Tuesday, May 27, 2008

Review: Andromeda Strain

A&E's remake of the Michael Crichton classic is, in a word, HORRIBLE. The 2-part show, called a miniseries, was true to it's name - mini. Little plot, heavy handed "tells" and a lumbering cast with enough stereotypes to fill a decade of 1950's TV shows. At some point in part 2, I actually started to root for Andromeda in the vain hope that the obvious and predictable would not happen.

The most amusing part of this whole adaptation is heavy-handed juxtaposition of appropriately outraged and always correct "left-wing" characters, while the "right-wing" characters are proven to be wrong and evil 100% of the time. This kind of nuance could only come from our friends in Hollywood. I imagine one of these writers being asked how they "write" conservatives so well, with the answer courtesy of "As Good as it Gets" via Jack Nicholson: "I think of all the things I don't know, and I add fear and mistrust..."

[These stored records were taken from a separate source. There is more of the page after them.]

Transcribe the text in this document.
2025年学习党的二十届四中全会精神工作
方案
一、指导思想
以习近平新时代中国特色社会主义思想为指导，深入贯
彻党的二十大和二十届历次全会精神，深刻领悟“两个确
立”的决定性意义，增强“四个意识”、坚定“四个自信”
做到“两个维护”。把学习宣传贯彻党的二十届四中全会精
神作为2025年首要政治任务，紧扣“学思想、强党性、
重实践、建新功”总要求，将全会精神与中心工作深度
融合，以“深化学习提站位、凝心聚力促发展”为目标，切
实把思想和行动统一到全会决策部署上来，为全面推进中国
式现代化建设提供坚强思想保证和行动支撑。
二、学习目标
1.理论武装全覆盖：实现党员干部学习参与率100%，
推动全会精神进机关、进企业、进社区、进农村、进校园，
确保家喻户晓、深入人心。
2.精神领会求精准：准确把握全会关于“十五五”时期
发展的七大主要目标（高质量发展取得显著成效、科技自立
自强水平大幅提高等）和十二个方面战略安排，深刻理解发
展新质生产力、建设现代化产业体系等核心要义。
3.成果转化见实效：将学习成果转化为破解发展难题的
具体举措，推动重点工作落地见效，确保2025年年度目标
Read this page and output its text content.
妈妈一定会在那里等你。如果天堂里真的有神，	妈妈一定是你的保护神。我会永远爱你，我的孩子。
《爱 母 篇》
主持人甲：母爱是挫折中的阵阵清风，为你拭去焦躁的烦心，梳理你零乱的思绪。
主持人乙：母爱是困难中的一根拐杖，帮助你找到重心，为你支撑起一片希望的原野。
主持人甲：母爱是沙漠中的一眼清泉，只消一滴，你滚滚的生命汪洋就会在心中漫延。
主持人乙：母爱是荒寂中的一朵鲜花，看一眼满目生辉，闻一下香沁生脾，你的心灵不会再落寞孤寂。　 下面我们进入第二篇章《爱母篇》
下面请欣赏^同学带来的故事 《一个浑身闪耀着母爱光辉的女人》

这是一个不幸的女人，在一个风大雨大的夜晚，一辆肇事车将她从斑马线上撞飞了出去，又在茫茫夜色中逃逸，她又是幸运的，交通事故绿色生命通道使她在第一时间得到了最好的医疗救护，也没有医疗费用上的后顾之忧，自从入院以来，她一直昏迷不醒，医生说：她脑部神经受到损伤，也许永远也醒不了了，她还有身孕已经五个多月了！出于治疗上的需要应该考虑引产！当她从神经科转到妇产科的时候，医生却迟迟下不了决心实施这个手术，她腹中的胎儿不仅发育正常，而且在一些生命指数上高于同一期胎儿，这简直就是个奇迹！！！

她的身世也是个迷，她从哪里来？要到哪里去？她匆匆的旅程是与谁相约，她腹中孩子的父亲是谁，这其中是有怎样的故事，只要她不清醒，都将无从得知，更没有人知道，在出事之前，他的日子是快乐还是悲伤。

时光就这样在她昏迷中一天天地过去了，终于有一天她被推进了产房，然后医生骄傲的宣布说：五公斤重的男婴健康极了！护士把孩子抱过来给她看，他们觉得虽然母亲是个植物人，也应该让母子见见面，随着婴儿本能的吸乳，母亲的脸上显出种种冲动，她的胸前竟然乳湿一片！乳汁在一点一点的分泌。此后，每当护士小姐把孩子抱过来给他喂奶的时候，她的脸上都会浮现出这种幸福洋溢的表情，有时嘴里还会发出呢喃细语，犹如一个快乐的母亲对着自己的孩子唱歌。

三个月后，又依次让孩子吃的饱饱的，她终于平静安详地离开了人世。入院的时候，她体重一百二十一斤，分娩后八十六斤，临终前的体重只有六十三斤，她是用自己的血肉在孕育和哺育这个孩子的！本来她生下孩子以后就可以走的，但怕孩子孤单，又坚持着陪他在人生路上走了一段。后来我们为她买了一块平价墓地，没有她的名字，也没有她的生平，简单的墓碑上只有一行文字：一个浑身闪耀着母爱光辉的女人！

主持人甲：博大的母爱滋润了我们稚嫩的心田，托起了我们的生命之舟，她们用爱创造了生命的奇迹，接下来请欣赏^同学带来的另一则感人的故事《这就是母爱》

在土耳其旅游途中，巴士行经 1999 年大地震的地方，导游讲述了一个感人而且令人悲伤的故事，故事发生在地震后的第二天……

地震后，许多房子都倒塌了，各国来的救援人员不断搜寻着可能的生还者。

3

I won't even get started on the subtext of "uninteded consequences" from the same ideology that brought us the ban on carbon-free nuclear power in the U.S. while we were watching atmosphereic CO2 levels skyrocket.

Like waffles are a vehicle for syrup and butter, this travesty was a vehicle for the moonbats and tinfoil hat crowd. From glorifying the Earth Liberation Front-types killing people to stop projects they don't like to virulent mistrust of all military types; good intentions supplant logic and reason throughout.

A couple examples of plot devices to help thwart the still unsure: The strain actually chased people across the desert like the ice hurricanes from "Day After Tomorrow." Add in the use of a wormhole to send messages back from the future vis-a-vis: Star Trek IV: Voyage Home and you get the idea.

Note to the pricks who wrote this thing: If you are going to steal, err borrow, from Star Trek movies, stay with Wrath of Kahn. And if you are going to borrow from disaster movies, steal from with the ones that had OJ Simpson.

10 stars out of 10 on the insult meter.

2 starts out of 10 overall. 2 stars for Benjamin Bratt's goatee in a supporting role.